Dicky has just ’phoned up from the smoking room to ask me if my hour isn’t up. How his voice clears away all the miasma of my miserable thoughts! Please God, Dicky, I am going to lock up all my old ideas in the most unused closet of my brain, and try my best to be a good wife to you! I will be happy! I will! I will!
THE FIRST QUARREL
“I’ll give you three guesses, Madge.” Dicky stood just inside the door of the living room, holding an immense parcel carefully wrapped.

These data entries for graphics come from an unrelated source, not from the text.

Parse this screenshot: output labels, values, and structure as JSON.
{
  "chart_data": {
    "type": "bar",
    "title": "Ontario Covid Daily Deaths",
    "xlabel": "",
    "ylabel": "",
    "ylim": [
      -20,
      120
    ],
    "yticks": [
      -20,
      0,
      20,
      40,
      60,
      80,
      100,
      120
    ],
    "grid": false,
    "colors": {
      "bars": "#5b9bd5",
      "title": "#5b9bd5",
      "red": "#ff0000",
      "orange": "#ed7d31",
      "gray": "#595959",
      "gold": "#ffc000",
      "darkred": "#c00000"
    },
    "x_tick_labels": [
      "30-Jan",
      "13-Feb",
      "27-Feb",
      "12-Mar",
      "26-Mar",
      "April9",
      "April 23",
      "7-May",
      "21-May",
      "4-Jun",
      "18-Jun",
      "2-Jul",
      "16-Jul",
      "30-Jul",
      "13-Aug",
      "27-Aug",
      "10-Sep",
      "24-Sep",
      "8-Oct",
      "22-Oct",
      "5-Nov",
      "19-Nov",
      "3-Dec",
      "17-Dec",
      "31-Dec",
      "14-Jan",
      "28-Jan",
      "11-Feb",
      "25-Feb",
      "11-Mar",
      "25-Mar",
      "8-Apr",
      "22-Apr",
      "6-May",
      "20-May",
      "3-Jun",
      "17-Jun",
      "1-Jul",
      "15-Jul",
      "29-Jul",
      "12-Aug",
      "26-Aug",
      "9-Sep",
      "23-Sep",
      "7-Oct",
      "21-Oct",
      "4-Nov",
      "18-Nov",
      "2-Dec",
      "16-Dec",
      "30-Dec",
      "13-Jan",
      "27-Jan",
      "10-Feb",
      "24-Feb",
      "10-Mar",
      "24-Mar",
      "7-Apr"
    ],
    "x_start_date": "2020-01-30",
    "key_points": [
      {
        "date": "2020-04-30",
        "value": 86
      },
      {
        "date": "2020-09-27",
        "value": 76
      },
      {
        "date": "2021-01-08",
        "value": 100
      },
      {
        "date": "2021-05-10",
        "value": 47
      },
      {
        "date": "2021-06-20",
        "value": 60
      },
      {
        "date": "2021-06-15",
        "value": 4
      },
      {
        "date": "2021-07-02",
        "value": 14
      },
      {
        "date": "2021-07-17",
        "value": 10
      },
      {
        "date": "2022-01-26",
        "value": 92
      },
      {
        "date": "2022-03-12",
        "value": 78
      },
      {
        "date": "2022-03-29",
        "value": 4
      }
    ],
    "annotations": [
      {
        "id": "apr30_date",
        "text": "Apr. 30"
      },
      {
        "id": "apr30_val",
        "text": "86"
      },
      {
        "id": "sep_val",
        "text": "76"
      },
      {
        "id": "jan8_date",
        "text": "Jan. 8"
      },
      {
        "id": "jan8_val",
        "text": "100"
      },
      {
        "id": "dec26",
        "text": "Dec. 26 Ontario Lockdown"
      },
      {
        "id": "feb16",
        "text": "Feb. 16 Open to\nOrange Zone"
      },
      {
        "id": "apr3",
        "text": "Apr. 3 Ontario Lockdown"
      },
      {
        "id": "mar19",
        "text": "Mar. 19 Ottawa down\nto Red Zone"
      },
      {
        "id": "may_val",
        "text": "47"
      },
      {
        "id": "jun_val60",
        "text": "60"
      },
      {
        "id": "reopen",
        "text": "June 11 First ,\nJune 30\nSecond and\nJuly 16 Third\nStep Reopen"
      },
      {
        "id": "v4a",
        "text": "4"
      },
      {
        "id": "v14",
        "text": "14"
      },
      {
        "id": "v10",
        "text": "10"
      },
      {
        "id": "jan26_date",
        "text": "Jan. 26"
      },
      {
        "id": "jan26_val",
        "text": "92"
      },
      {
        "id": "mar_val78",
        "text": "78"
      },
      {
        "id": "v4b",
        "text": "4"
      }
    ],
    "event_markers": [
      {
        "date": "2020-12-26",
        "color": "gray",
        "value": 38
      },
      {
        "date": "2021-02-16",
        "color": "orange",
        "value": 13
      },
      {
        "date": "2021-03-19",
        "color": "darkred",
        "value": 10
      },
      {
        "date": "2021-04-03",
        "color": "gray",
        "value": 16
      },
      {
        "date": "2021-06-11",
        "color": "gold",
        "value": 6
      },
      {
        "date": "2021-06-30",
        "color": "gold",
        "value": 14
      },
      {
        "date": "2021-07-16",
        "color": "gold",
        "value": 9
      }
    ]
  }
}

His hat was on the back of his head, his eyes shining, his whole face aglow with boyish mischief.
“It’s for you, my first housekeeping present, that is needed in every well regulated family,” he burlesqued boastfully, “but you are not to see it until we have something to eat, and you have guessed what it is.”
“I know it is something lovely, dear,” I replied sedately, “but come to your dinner. It is getting cold.”
Dicky looked a trifle hurt as he followed me to the dining room. I knew what he expected—enthusiastic curiosity and a demand for the immediate opening of the parcel, I can imagine the pretty enthusiasm, the caresses with which almost any other woman would have greeted a bridegroom of two weeks with his first present.
But it’s simply impossible for me to gush. I cannot express emotion of any kind with the facility of most women. I worshipped my mother, but I rarely kissed her or expressed my love for her in words. My love for Dicky terrifies me sometimes, it is so strong, but I cannot go up to him and offer him an unsolicited kiss or caress. Respond to his caresses, yes! but offer them of my own volition, never! There is something inside me that makes it an absolute impossibility.
“What’s the menu, Madge? The beef again?”
Dicky’s tone was mildly quizzical, his smile mischievous, but I flushed hotly. He had touched a sore spot. The butcher had brought me a huge slab of meat for my first dinner when I had timidly ordered “rib roast,” and with the aid of my mother’s cook book and my own smattering of cooking, my sole housewifely accomplishment, I had been trying to disguise it for subsequent meals.
“This is positively its last appearance on any stage,” I assured him, trying to be gay. “Besides, it’s a casserole, with rice, and I defy you to detect whether the chief ingredient be fish, flesh or fowl.”
“Casserole is usually my pet aversion,” Dicky said solemnly. Look not on the casserole when it is table d’hote, is one of the pet little proverbs in my immediate set. Too much like Spanish steak and the other good chances for ptomaines. But if you made it I’ll tackle it—if you have to call the ambulance in the next half-hour.”
“Dicky, you surely do not think I would use meat that was doubtful, do you?” I asked, horror-stricken. “Don’t eat it. Wait and I’ll fix up some eggs for you.”